Faulkner often used short stories to “flesh out” the fictional kingdom of Yoknapatawpha County, Mississippi, for his novels. In fact, he revised some of his short fiction to be used as chapters in those novels. “A Rose for Emily” takes place in Jefferson, the county seat of Yoknapatawpha. Jefferson is a critical setting in much of Faulkner’s fiction. The character of Colonel Sartoris plays a role in the story; he is also an important character in the history of Yoknapatawpha. However, “A Rose for Emily” is a story that stands by itself. Faulkner himself modestly referred to it as a “ghost story,” but many critics recognize it as an extraordinarily versatile work. As Frank A. Littler writes in Notes on Mississippi Writers, ‘‘A Rose for Emily’’ has been ‘‘read variously as a Gothic horror tale, a study in abnormal psychology, an allegory of the relations between North and South, a meditation on the nature of time, and a tragedy with Emily as a sort of tragic heroine.’’
A Rose for Emily Summary
The story, told in five sections, opens in section one with an unnamed narrator describing the funeral of Miss Emily Grierson. (The narrator always refers to himself in collective pronouns; he is perceived as being the voice of the average citizen of the town of Jefferson.) He notes that while the men attend the funeral out of obligation, the women go primarily because no one has been inside Emily’s house for years. The narrator describes what was once a grand house ‘‘set on what had once been our most select street.’’ Emily’s origins are aristocratic, but both her house and the neighborhood it is in have deteriorated. The narrator notes that prior to her death, Emily had been ‘‘a sort of hereditary obligation upon the town.’’ This is because Colonel Sartoris, the former mayor of the town, remitted Emily’s taxes dating from the death of her father “on into perpetuity.’’ Apparently, Emily’s father left her with nothing when he died. Colonel Sartoris invented a story explaining the remittance of Emily’s taxes (it is the town’s method of paying back a loan to her father) to save her from the embarrassment of accepting charity.

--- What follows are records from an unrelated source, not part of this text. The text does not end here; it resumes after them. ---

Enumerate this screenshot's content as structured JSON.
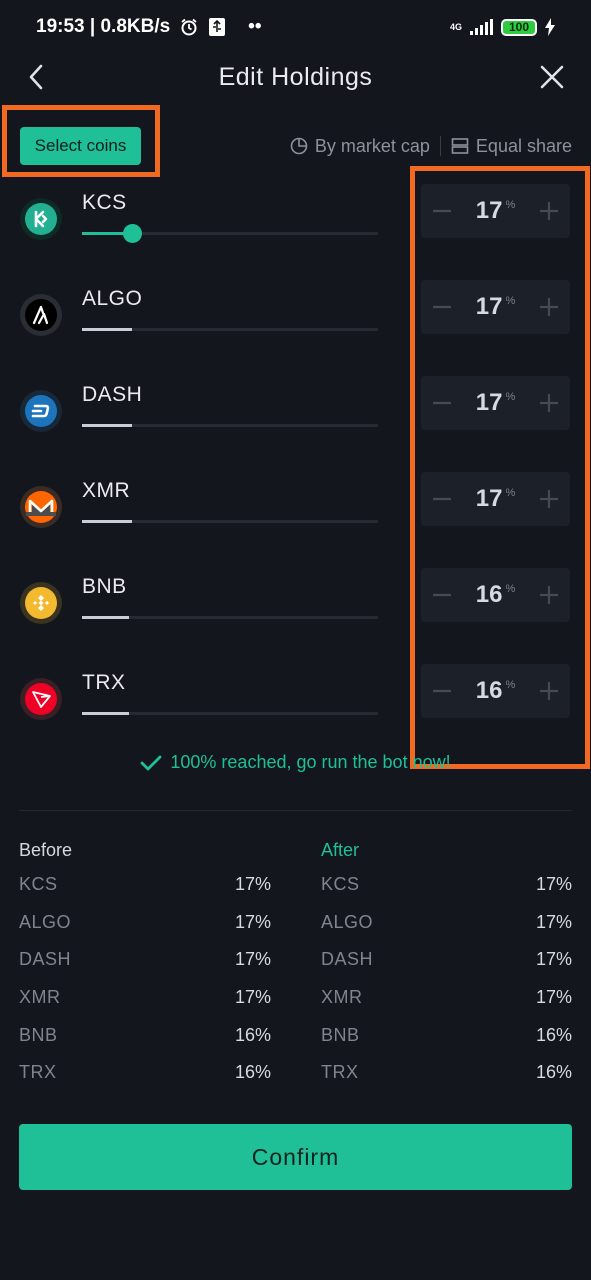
{
  "status": {
    "time_speed": "19:53 | 0.8KB/s",
    "dots": "••",
    "network": "4G",
    "battery": "100"
  },
  "header": {
    "title": "Edit Holdings"
  },
  "toolbar": {
    "select_coins": "Select coins",
    "by_market_cap": "By market cap",
    "equal_share": "Equal share"
  },
  "coins": [
    {
      "symbol": "KCS",
      "value": "17",
      "unit": "%",
      "color": "#23af91"
    },
    {
      "symbol": "ALGO",
      "value": "17",
      "unit": "%",
      "color": "#000000"
    },
    {
      "symbol": "DASH",
      "value": "17",
      "unit": "%",
      "color": "#1c75bc"
    },
    {
      "symbol": "XMR",
      "value": "17",
      "unit": "%",
      "color": "#ff6600"
    },
    {
      "symbol": "BNB",
      "value": "16",
      "unit": "%",
      "color": "#f3ba2f"
    },
    {
      "symbol": "TRX",
      "value": "16",
      "unit": "%",
      "color": "#ef0027"
    }
  ],
  "message": "100% reached, go run the bot now!",
  "before": {
    "heading": "Before",
    "rows": [
      {
        "symbol": "KCS",
        "pct": "17%"
      },
      {
        "symbol": "ALGO",
        "pct": "17%"
      },
      {
        "symbol": "DASH",
        "pct": "17%"
      },
      {
        "symbol": "XMR",
        "pct": "17%"
      },
      {
        "symbol": "BNB",
        "pct": "16%"
      },
      {
        "symbol": "TRX",
        "pct": "16%"
      }
    ]
  },
  "after": {
    "heading": "After",
    "rows": [
      {
        "symbol": "KCS",
        "pct": "17%"
      },
      {
        "symbol": "ALGO",
        "pct": "17%"
      },
      {
        "symbol": "DASH",
        "pct": "17%"
      },
      {
        "symbol": "XMR",
        "pct": "17%"
      },
      {
        "symbol": "BNB",
        "pct": "16%"
      },
      {
        "symbol": "TRX",
        "pct": "16%"
      }
    ]
  },
  "confirm_label": "Confirm",
  "colors": {
    "accent": "#1fbf98",
    "highlight": "#f26a21",
    "background": "#13161d"
  }
}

The narrator uses this opportunity to segue into the first of several flashbacks in the story. The first incident he describes takes place approximately a decade before Emily’s death. A new generation of politicians takes over Jefferson’s government. They are unmoved by Colonel Sartoris’s grand gesture on Emily’s behalf, and they attempt to collect taxes from her. She ignores their notices and letters. Finally, the Board of Aldermen sends a deputation to discuss the situation with her. The men are led into a decrepit parlor by Emily’s black man-servant, Tobe. The first physical description of Emily is unflattering: she is ‘‘a small, fat woman in black” who looks “bloated, like a body long submerged in motionless water, and of that pallid hue.” After the spokesman awkwardly explains the reason for their visit, Emily repeatedly insists that she has no taxes in Jefferson and tells the men to see Colonel Sartoris. The narrator notes that Colonel Sartoris has been dead at that point for almost ten years. She sends the men away from her house with nothing.